Particularly, as of the end of February, the company saw physical occupancy of 95.3%, up from 95.1% at January end and 94.4% at December end. Renewals have also improved in February with 54% of residents renewing by the month compared with 51% by January. Notably, 53% of residents renewed by December.

The company also noted that it is presently witnessing improvement in rates and reductions in leasing concession usage. Blended rate for February was a negative 11.5% compared with 14.5% in January and 13.9% in December.

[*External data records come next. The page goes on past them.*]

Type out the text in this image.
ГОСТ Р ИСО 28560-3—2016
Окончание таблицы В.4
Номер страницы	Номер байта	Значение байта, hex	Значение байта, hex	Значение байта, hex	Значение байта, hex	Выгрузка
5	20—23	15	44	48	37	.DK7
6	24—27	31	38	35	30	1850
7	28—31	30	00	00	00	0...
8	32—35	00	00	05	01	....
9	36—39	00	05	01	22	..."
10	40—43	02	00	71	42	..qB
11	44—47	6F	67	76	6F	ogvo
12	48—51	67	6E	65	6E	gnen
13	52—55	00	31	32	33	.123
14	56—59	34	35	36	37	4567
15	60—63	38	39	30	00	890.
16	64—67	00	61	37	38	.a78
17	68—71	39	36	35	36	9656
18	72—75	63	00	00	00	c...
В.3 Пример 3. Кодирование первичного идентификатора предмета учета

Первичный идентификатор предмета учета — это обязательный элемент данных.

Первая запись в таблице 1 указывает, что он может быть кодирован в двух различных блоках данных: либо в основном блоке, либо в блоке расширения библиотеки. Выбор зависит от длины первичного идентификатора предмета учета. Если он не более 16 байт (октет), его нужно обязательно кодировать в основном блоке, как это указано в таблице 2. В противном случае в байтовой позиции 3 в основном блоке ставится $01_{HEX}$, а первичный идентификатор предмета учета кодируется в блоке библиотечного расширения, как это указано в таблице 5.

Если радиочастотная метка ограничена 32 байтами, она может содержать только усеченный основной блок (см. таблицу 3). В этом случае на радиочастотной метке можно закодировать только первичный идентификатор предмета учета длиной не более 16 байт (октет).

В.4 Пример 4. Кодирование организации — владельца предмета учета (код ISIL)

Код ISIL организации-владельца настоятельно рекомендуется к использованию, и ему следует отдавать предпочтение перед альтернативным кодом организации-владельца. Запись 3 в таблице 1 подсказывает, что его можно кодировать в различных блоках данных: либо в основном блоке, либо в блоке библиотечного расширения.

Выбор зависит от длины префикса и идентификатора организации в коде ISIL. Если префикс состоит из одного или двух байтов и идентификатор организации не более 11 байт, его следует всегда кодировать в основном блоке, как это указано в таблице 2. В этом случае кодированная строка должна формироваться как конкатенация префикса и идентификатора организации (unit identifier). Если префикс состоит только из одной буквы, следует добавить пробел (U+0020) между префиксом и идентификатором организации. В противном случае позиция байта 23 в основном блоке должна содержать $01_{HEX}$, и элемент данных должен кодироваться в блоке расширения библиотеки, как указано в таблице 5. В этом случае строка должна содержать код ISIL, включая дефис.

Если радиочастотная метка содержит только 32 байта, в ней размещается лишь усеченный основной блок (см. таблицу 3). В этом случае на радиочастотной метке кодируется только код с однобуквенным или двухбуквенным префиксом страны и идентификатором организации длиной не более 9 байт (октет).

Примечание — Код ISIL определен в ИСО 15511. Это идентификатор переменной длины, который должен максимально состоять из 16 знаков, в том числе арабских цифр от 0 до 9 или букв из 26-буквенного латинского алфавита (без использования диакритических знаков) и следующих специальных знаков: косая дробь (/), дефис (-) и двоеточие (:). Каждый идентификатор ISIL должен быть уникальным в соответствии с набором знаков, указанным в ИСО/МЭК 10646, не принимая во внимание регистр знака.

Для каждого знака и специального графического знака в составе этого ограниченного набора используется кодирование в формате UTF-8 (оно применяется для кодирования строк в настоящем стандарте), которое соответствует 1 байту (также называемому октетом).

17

Apart from Equity Residential’s, other residential REITs including AvalonBay Communities (AVB - Free Report) , Essex Property (ESS - Free Report) , UDR Inc. (UDR - Free Report) and several others’ businesses have been affected by the pandemic, with demand for rental units and tenants’ rent-paying capabilities bearing the brunt, leading to high concessions and uncollectible lease revenues.

Also, health concerns of living in dense environments and the continuation of the work-from-home mandates are resulting in a shift of renter demand away from higher cost and urban/infill markets.

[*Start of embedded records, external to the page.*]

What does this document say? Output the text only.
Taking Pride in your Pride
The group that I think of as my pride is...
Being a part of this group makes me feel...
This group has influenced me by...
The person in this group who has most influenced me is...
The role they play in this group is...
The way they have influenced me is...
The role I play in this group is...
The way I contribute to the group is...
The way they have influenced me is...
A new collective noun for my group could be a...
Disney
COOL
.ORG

However, there has been a rebound in demand in recent months and leasing activity is taking place despite the months being considered as seasonally weak in normal times.

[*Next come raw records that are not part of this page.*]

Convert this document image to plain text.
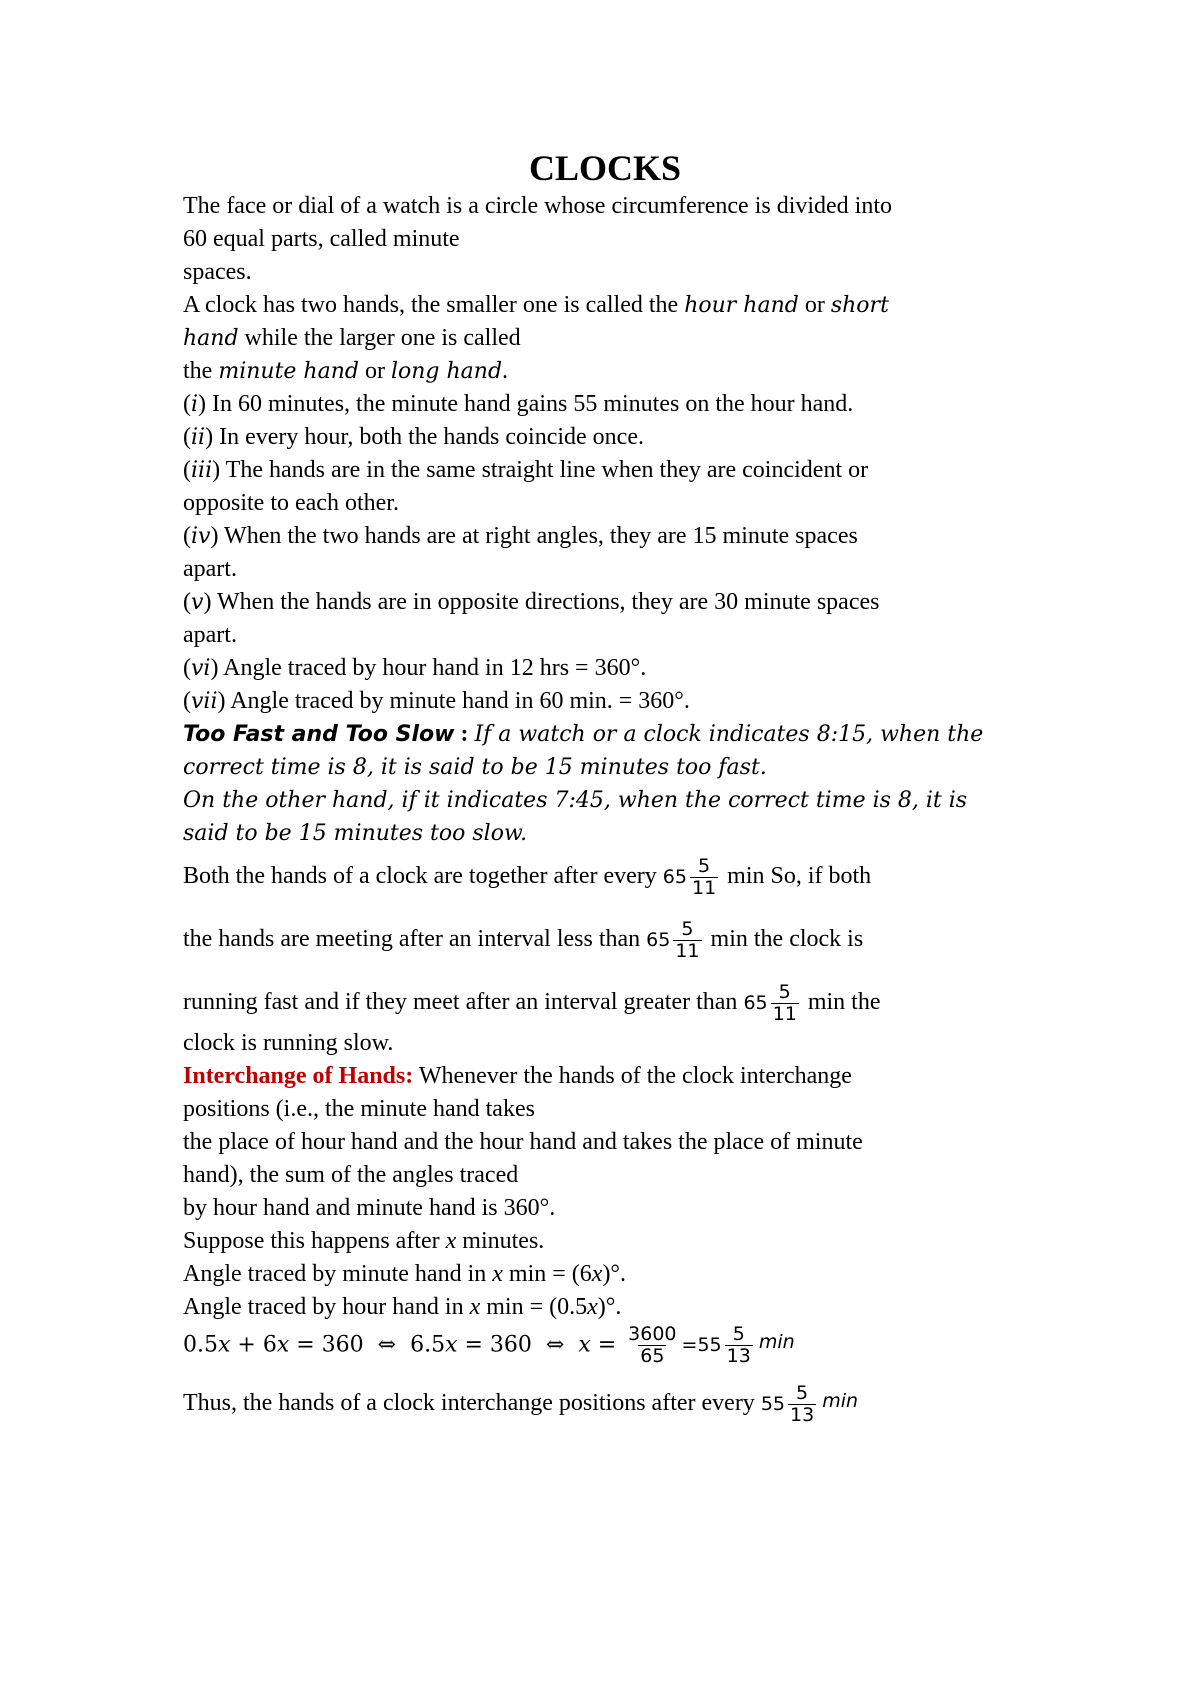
CLOCKS

The face or dial of a watch is a circle whose circumference is divided into

60 equal parts, called minute

spaces.

A clock has two hands, the smaller one is called the hour hand or short

hand while the larger one is called

the minute hand or long hand.

(i) In 60 minutes, the minute hand gains 55 minutes on the hour hand.

(ii) In every hour, both the hands coincide once.

(iii) The hands are in the same straight line when they are coincident or

opposite to each other.

(iv) When the two hands are at right angles, they are 15 minute spaces

apart.

(v) When the hands are in opposite directions, they are 30 minute spaces

apart.

(vi) Angle traced by hour hand in 12 hrs = 360°.

(vii) Angle traced by minute hand in 60 min. = 360°.

Too Fast and Too Slow : If a watch or a clock indicates 8:15, when the

correct time is 8, it is said to be 15 minutes too fast.

On the other hand, if it indicates 7:45, when the correct time is 8, it is

said to be 15 minutes too slow.

Both the hands of a clock are together after every $65 \frac{5}{11}$ min So, if both

the hands are meeting after an interval less than $65 \frac{5}{11}$ min the clock is

running fast and if they meet after an interval greater than $65 \frac{5}{11}$ min the

clock is running slow.

Interchange of Hands: Whenever the hands of the clock interchange

positions (i.e., the minute hand takes

the place of hour hand and the hour hand and takes the place of minute

hand), the sum of the angles traced

by hour hand and minute hand is 360°.

Suppose this happens after x minutes.

Angle traced by minute hand in x min = (6x)°.

Angle traced by hour hand in x min = (0.5x)°.

0.5x + 6x = 360  ⇔  6.5x = 360  ⇔  $x = \frac{3600}{65} =55 \frac{5}{13}$ min

Thus, the hands of a clock interchange positions after every $55 \frac{5}{13}$ min
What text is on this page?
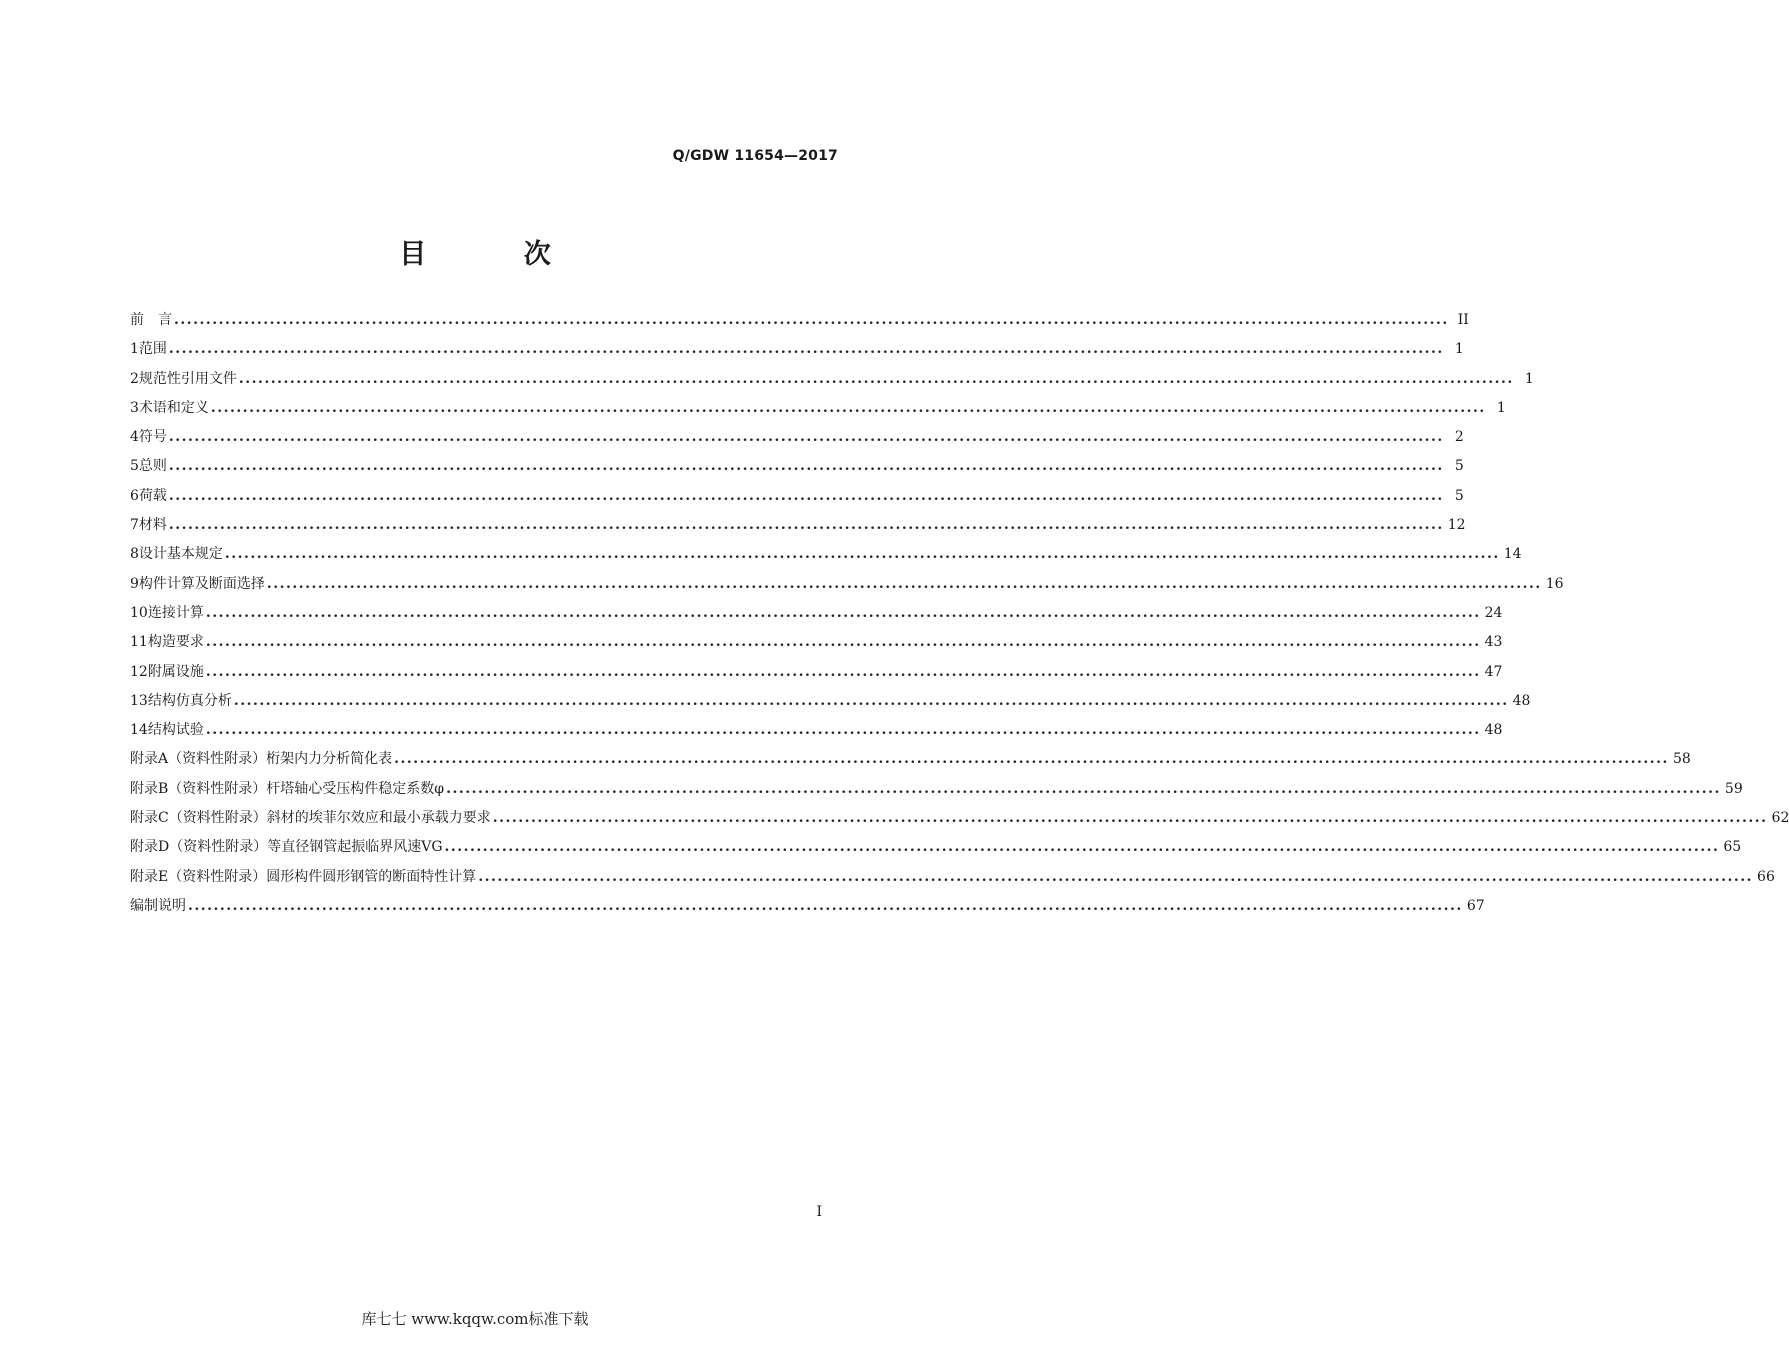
Q/GDW 11654—2017
目 次
前　言 ........................................................................................................................................................................................................ II
1 范围 ........................................................................................................................................................................................................ 1
2 规范性引用文件 ........................................................................................................................................................................................................ 1
3 术语和定义 ........................................................................................................................................................................................................ 1
4 符号 ........................................................................................................................................................................................................ 2
5 总则 ........................................................................................................................................................................................................ 5
6 荷载 ........................................................................................................................................................................................................ 5
7 材料 ........................................................................................................................................................................................................ 12
8 设计基本规定 ........................................................................................................................................................................................................ 14
9 构件计算及断面选择 ........................................................................................................................................................................................................ 16
10 连接计算 ........................................................................................................................................................................................................ 24
11 构造要求 ........................................................................................................................................................................................................ 43
12 附属设施 ........................................................................................................................................................................................................ 47
13 结构仿真分析 ........................................................................................................................................................................................................ 48
14 结构试验 ........................................................................................................................................................................................................ 48
附录A（资料性附录） 桁架内力分析简化表 ........................................................................................................................................................................................................ 58
附录B（资料性附录） 杆塔轴心受压构件稳定系数φ ........................................................................................................................................................................................................ 59
附录C（资料性附录） 斜材的埃菲尔效应和最小承载力要求 ........................................................................................................................................................................................................ 62
附录D（资料性附录） 等直径钢管起振临界风速VG ........................................................................................................................................................................................................ 65
附录E（资料性附录） 圆形构件圆形钢管的断面特性计算 ........................................................................................................................................................................................................ 66
编制说明 ........................................................................................................................................................................................................ 67
I
库七七 www.kqqw.com标准下载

For Equity Residential, though its urban core portfolio has been struggling, the company is anticipated to benefit from its sub-urban portfolio exposure, which continues to fare well amid the pandemic. The company has a healthy balance sheet, and is banking on technology, scale and organizational capabilities to drive growth.

Last month, Equity Residential reported fourth-quarter 2020 normalized funds from operations (FFO) per share of 76 cents, surpassing the Zacks Consensus Estimate of 74 cents, reflecting better-than-anticipated rental income.

However, normalized FFO per share declined 16.5% and rental income fell 10.3%, on a year-over-year basis. Results reflected lower blended rates and physical occupancy compared with the year-ago period when the residential REIT delivered solid pre-pandemic results. Management had noted that it expects the first half of 2021 to be the low point in its reported numbers and anticipates noticeable improvement in the second half of the current year.

Currently, Equity Residential carries a Zacks Rank # 4 (Sell). Shares of this residential REIT have gained 21.2% in the past six months compared with its industry’s increase of 2.4%.